We need to value the experience and skills of older workers more and harness that to help younger workers, argue Orpa Haque and Stephen Burke.
In its recent report, United For All Ages observes how ‘age apartheid in the UK’ has led to divisions within our communities and across our country – evidenced not least by recent elections, the continuing Brexit debate and the focus on intergenerational fairness, but also because people of different ages are unlikely to mix with each other outside their own families.
Compared with other issues that we face on a daily basis, ageism may not be high on the agenda for many, but it is now more important than ever to break down generational boundaries and perceptions for the benefit of our economy, our social fabric and also our public health.
Take the fact that, for the first time in our modern age, we have five generations present in the workplace. While we often hear about how companies should be attracting and retaining millennial and generation z talent, we hear little about the value-add of older generations. Common sense dictates that a strong blend of ideas and contributions from a broader group of diverse ages within a company would benefit the business. But this is something not often discussed – or maybe even encouraged.
Yet without doubt, the older generation has the experience and knowledge that could be vital to a younger cohort. Just imagine if you could bridge this age divide and utilise these skills for the benefit of the younger generation – a new knowledge legacy model that values the contribution of older people like never before. It is clear that something needs to change. We are living in an age where more than 6.6m young people aged 15-24 were neither in employment nor in education or training in the EU. At the same time, the EU youth unemployment rate is more than double the overall unemployment rate. While training and education are a priority for every nation, an intergenerational knowledge legacy model could be a preferred new option.
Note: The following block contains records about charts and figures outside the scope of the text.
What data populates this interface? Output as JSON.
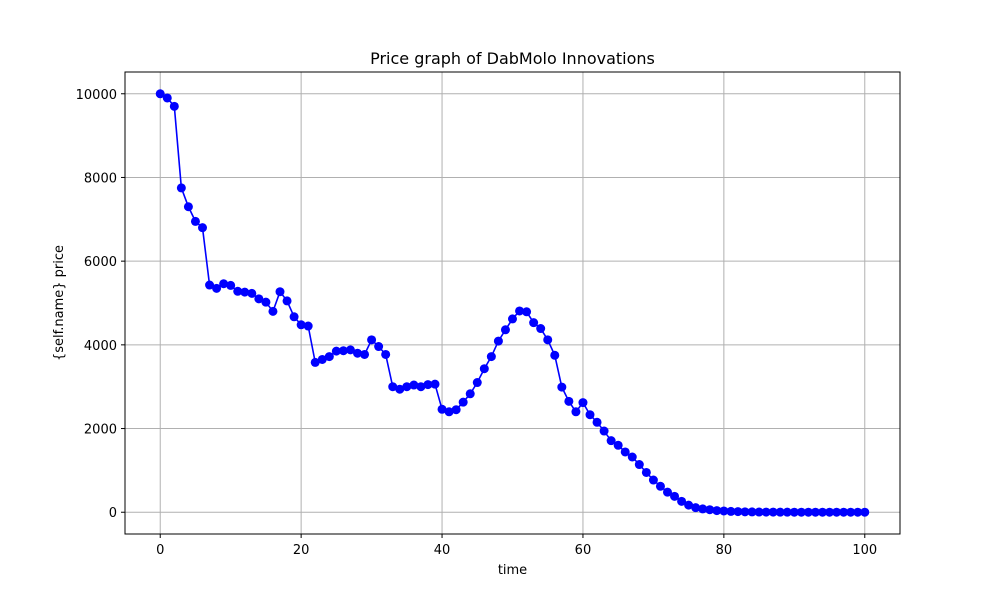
{
  "chart_data": {
    "type": "line",
    "title": "Price graph of DabMolo Innovations",
    "xlabel": "time",
    "ylabel": "{self.name} price",
    "xlim": [
      -5,
      105
    ],
    "ylim": [
      -520,
      10520
    ],
    "xticks": [
      0,
      20,
      40,
      60,
      80,
      100
    ],
    "yticks": [
      0,
      2000,
      4000,
      6000,
      8000,
      10000
    ],
    "grid": true,
    "marker": "circle",
    "series": [
      {
        "color": "#0000ff",
        "x": [
          0,
          1,
          2,
          3,
          4,
          5,
          6,
          7,
          8,
          9,
          10,
          11,
          12,
          13,
          14,
          15,
          16,
          17,
          18,
          19,
          20,
          21,
          22,
          23,
          24,
          25,
          26,
          27,
          28,
          29,
          30,
          31,
          32,
          33,
          34,
          35,
          36,
          37,
          38,
          39,
          40,
          41,
          42,
          43,
          44,
          45,
          46,
          47,
          48,
          49,
          50,
          51,
          52,
          53,
          54,
          55,
          56,
          57,
          58,
          59,
          60,
          61,
          62,
          63,
          64,
          65,
          66,
          67,
          68,
          69,
          70,
          71,
          72,
          73,
          74,
          75,
          76,
          77,
          78,
          79,
          80,
          81,
          82,
          83,
          84,
          85,
          86,
          87,
          88,
          89,
          90,
          91,
          92,
          93,
          94,
          95,
          96,
          97,
          98,
          99,
          100
        ],
        "y": [
          10000,
          9900,
          9700,
          7750,
          7300,
          6950,
          6800,
          5430,
          5350,
          5460,
          5420,
          5280,
          5260,
          5230,
          5100,
          5020,
          4800,
          5270,
          5050,
          4670,
          4480,
          4450,
          3580,
          3650,
          3720,
          3850,
          3860,
          3880,
          3800,
          3770,
          4120,
          3960,
          3770,
          3000,
          2940,
          3000,
          3040,
          3000,
          3050,
          3060,
          2460,
          2400,
          2450,
          2630,
          2830,
          3100,
          3430,
          3720,
          4090,
          4360,
          4620,
          4810,
          4790,
          4530,
          4390,
          4120,
          3750,
          2990,
          2650,
          2400,
          2620,
          2330,
          2150,
          1940,
          1710,
          1600,
          1440,
          1320,
          1140,
          950,
          770,
          620,
          480,
          380,
          260,
          170,
          110,
          80,
          60,
          40,
          30,
          20,
          15,
          10,
          8,
          5,
          4,
          3,
          2,
          2,
          1,
          1,
          1,
          1,
          0,
          0,
          0,
          0,
          0,
          0,
          0
        ]
      }
    ]
  }
}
Additionally, how can the older generation themselves be supported in their own entrepreneurial ambitions? The workforce in the UK is changing fast – by 2020 one in three workers will be over 50, and by 2030 half of all adults in the UK will be over 50. But for a large majority of these people, reaching retirement age is not the end of their working life; many want to continue to be productive, work on their dreams and ambitions, and play a role in society. For example, the highest rate of entrepreneurial activity in the US for the last 15 years has been among the 55 to 64 age group. But this is not just a US phenomenon. Entrepreneurs aged 50 and above in the United Kingdom, Ireland, Australia, New Zealand, Japan and many other countries, are launching start-ups faster than any other cohort.
The good news is that there are initiatives taking place designed to disrupt the status quo. For example, the Princes Trust operates a mentoring scheme to provide one-to-one support for up to three years to a young person starting in self-employment. There’s also Grandmentors that boasts impressive results: 82% of the care leavers supported by Grandmentors are in education, employment or training after six months, compared to just 51% nationally. To add to this, Brightside trains the best mentors, connects them with young people and supports them as they work together through award-winning online programmes, enabling young people to develop the knowledge and confidence they need to succeed.
When it comes to senior entrepreneurship, the Smart Ageing Prize by the AAL Programme and Nesta Challenges is looking for innovative solutions that support, empower and inspire older adults to engage in entrepreneurship – solutions that are not already available on the market. Senior enterprise allows older adults to contribute to society and create meaningful connections, creating resilient and sustainable businesses and social ventures, as well as leveraging the complementary skills and knowledge of younger adults for intergenerational collaboration.
Solutions can either be digital or tech based or can utilise non-technological solutions, tools and infrastructure. Solutions could take many forms, such as an academy that offers structured programmes supporting older adults to create businesses; or a matchmaking app targeted at connecting older entrepreneurs; or even career platforms
helping older adults navigate enterprise-related opportunities.
Placing real value on the older generation is a start and is the responsibility of many. From the media to policy
makers and at the watercooler, there is a need to change the vernacular, the imagery and the sentiment to position old adults as valuable assets. There’s also a need to better showcase the intergenerational projects that are succeeding in uniting the generations
while also delivering valuable economic and social benefit. With a large cohort of baby boomers just about to retire, the opportunity is there for the taking.
*Orpa Haque [pictured above] is Assistant Programme Manager at Nesta Challenges, and Stephen Burke is founder and director of think tank United For All Ages.